Friday, May 27, 2016

"The Last Amazon"

"Superman débuted in 1938, Batman in 1939, Wonder Woman in 1941. She was created by William Moulton Marston, a psychologist with a Ph.D. from Harvard. A press release explained, “ ‘Wonder Woman’ was conceived by Dr. Marston to set up a standard among children and young people of strong, free, courageous womanhood; to combat the idea that women are inferior to men, and to inspire girls to self-confidence and achievement in athletics, occupations and professions monopolized by men” because “the only hope for civilization is the greater freedom, development and equality of women in all fields of human activity.” Marston put it this way: “Frankly, Wonder Woman is psychological propaganda for the new type of woman who should, I believe, rule the world...

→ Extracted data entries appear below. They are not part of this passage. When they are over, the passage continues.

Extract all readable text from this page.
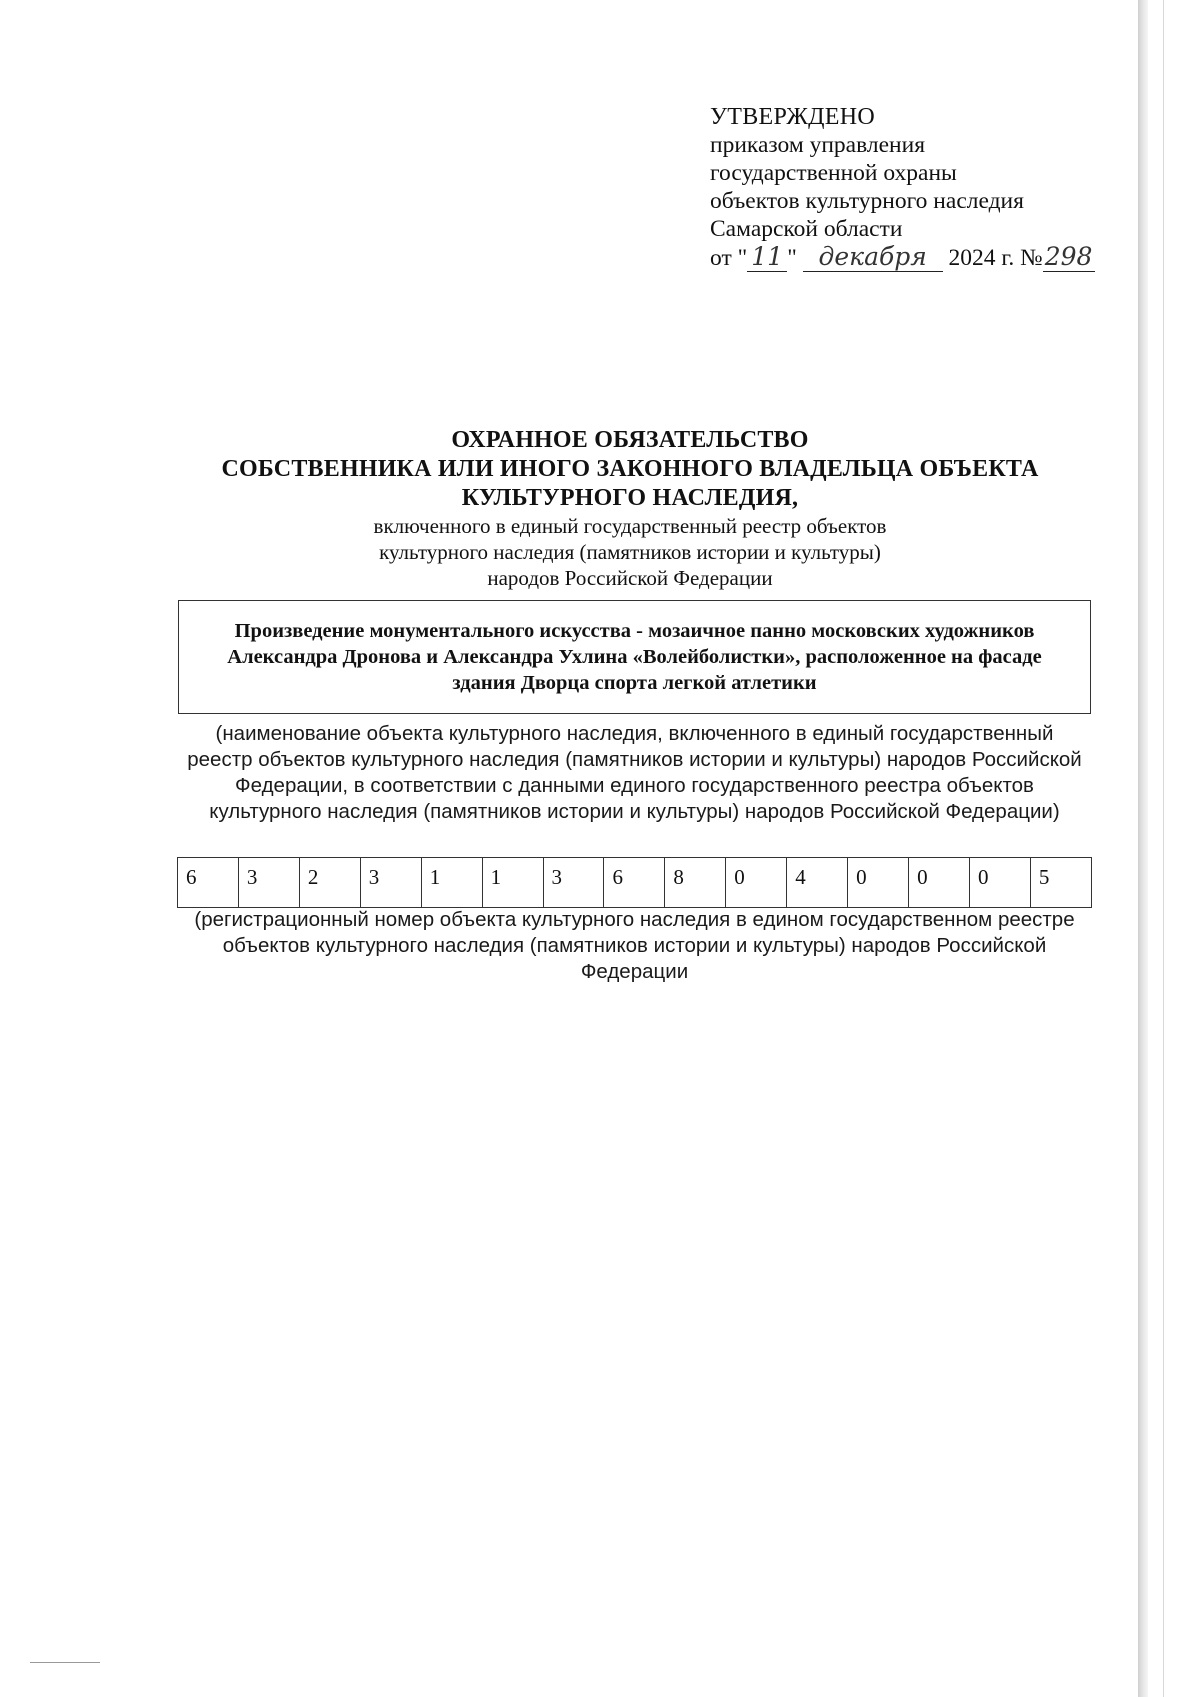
УТВЕРЖДЕНО
приказом управления
государственной охраны
объектов культурного наследия
Самарской области
от " 11 " декабря 2024 г. №298
ОХРАННОЕ ОБЯЗАТЕЛЬСТВО
СОБСТВЕННИКА ИЛИ ИНОГО ЗАКОННОГО ВЛАДЕЛЬЦА ОБЪЕКТА
КУЛЬТУРНОГО НАСЛЕДИЯ,
включенного в единый государственный реестр объектов
культурного наследия (памятников истории и культуры)
народов Российской Федерации
Произведение монументального искусства - мозаичное панно московских художников
Александра Дронова и Александра Ухлина «Волейболистки», расположенное на фасаде
здания Дворца спорта легкой атлетики
(наименование объекта культурного наследия, включенного в единый государственный
реестр объектов культурного наследия (памятников истории и культуры) народов Российской
Федерации, в соответствии с данными единого государственного реестра объектов
культурного наследия (памятников истории и культуры) народов Российской Федерации)
6	3	2	3	1	1	3	6	8	0	4	0	0	0	5
(регистрационный номер объекта культурного наследия в едином государственном реестре
объектов культурного наследия (памятников истории и культуры) народов Российской
Федерации
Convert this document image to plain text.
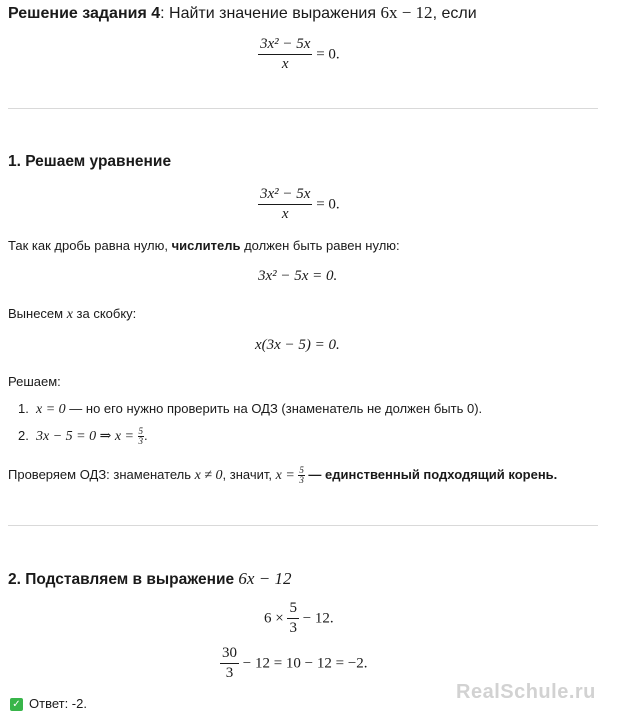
Решение задания 4: Найти значение выражения 6x − 12, если
$\frac{\text{3x² − 5x}}{x} = 0$.
1. Решаем уравнение
$\frac{\text{3x² − 5x}}{x} = 0$.
Так как дробь равна нулю, числитель должен быть равен нулю:
3x² − 5x = 0.
Вынесем x за скобку:
x(3x − 5) = 0.
Решаем:
1. x = 0 — но его нужно проверить на ОДЗ (знаменатель не должен быть 0).
2. 3x − 5 = 0 ⇒ $x = \frac{5}{3}$ .
Проверяем ОДЗ: знаменатель x ≠ 0, значит, $x = \frac{5}{3}$ — единственный подходящий корень.
2. Подставляем в выражение 6x − 12
$6 \times \frac{5}{3} - 12$.
$\frac{30}{3} - 12 = 10 - 12 = -2$.
✓ Ответ: -2.
RealSchule.ru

Superman owes a debt to science fiction, Batman to the hardboiled detective. Wonder Woman’s debt is to feminism. She’s the missing link in a chain of events that begins with the woman-suffrage campaigns of the nineteen-tens and ends with the troubled place of feminism a century later. Wonder Woman is so hard to put on film because the fight for women’s rights has gone so badly...

In 1944, Wonder Woman became the only superhero, aside from Superman and Batman, to make the jump from the pages of a comic book to daily newspaper syndication as a comic strip. Marston had so much work to do, writing Wonder Woman stories, that he hired an assistant, nineteen-year-old Joye Hummel. She’d been a student in a psychology class he taught at the Katharine Gibbs School. (Hummel, now ninety, still has the exam that Marston gave in class. It reads as though it were written by Sheryl Sandberg. Question No. 6: “Advise Miss F. how to overcome her fear of talking with the company Vice President who is in charge of her Division and whom she has plenty of opportunities to contact if she chooses; also tell Miss F. why these contacts are to her advantage.”) To help Hummel write Wonder Woman, the family gave her copies of Marston’s “Emotions of Normal People” and Sanger’s “Woman and the New Race.”...

Wonder Woman ran for President in a comic book written by Marston in 1943; she ran for President on the cover of Ms. in 1972. She’ll run again; she’s never won. The Equal Rights Amendment never became law; in 1982, the deadline for its ratification expired. A century after Sanger started The Woman Rebel, even the fight for birth control isn’t over."


http://www.newyorker.com/magazine/2014/09/22/last-amazon

The origins of wonder-woman! I mean the exceptionalism is in the name I suppose, but that was before exceptionalism was even a problem I guess...

And all these details -

"Lewis Terman, who helped develop the I.Q. test, also helped create a test to measure “masculinity” and “femininity”: its purpose was to identify deviance."